Así que las conversaciones después de la faena y de tomar los alimentos fueron un incentivo para mantener el hogar avivado y liar los afectos permitiendo a estos grupos reconocerse como individuos pertenecientes a una familia y a una comunidad. 

Como lo manifiesta William Ospina en una columna de El Espectador donde cuenta que visitó a un familiar quien le expresó desde su lecho de muerte: “Yo no me quiero morir todavía porque aquí hay mucho con quien conversar”. Y agrega Ospina: “Qué bello es ver el lenguaje florecido en relatos vivos, ver volver en las palabras las aguas y las hierbas de otros tiempos…”

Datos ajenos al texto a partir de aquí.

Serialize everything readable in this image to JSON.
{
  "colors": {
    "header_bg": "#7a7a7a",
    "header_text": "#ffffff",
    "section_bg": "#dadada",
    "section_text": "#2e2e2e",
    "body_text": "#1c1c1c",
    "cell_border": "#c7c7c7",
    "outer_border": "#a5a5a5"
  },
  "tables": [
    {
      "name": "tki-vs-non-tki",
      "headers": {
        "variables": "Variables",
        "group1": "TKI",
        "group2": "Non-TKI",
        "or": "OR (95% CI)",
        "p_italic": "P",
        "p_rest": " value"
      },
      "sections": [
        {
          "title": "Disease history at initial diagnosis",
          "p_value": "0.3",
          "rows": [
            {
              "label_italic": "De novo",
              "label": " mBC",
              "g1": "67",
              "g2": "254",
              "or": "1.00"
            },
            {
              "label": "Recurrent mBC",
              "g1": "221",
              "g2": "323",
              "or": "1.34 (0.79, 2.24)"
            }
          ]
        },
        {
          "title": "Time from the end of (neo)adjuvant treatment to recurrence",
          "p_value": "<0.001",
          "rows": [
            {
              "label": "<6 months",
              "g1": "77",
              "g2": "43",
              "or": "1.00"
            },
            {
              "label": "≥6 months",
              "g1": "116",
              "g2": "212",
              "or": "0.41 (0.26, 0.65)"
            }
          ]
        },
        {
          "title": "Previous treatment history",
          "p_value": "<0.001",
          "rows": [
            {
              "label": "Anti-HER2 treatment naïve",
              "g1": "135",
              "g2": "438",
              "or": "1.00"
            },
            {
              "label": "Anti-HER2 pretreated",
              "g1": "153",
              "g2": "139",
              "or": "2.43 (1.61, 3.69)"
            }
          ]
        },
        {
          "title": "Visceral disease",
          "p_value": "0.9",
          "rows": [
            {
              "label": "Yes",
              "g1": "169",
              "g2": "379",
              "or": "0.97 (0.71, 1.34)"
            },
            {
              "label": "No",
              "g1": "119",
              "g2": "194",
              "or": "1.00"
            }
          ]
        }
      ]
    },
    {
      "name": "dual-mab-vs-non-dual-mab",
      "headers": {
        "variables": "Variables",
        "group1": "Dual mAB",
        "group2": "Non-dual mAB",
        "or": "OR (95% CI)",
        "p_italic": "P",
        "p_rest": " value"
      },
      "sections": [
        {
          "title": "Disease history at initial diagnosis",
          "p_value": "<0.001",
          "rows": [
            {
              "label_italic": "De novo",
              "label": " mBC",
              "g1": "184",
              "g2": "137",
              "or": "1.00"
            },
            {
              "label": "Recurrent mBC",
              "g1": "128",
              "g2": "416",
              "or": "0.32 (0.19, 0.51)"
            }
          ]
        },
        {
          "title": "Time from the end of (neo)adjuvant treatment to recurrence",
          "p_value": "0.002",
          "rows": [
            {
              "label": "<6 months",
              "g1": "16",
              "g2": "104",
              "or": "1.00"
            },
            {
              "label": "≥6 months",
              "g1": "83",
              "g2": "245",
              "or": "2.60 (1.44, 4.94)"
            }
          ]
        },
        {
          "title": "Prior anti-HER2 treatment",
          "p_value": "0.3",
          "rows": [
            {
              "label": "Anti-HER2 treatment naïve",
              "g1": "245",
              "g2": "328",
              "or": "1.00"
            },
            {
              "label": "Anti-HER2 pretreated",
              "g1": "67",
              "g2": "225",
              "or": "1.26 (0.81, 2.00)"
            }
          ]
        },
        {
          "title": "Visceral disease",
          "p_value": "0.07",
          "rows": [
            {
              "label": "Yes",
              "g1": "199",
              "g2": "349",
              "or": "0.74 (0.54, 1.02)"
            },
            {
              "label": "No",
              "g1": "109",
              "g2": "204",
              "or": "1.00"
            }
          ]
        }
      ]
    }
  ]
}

También lo dice Gabriel García Márquez en el epígrafe de su autobiografía: “La vida no es la que uno vivió, sino la que uno recuerda y cómo la recuerda para contarla”.

Sin embargo, hace poco, una invasión de insectos con antenas para alimentarse de las voces de los humanos se ha trepado instalándose en las paredes de los apartamentos; silenciando los hogares, mutando a sus habitantes en fantasmas que afanosamente buscan compañía en las redes sociales digitales.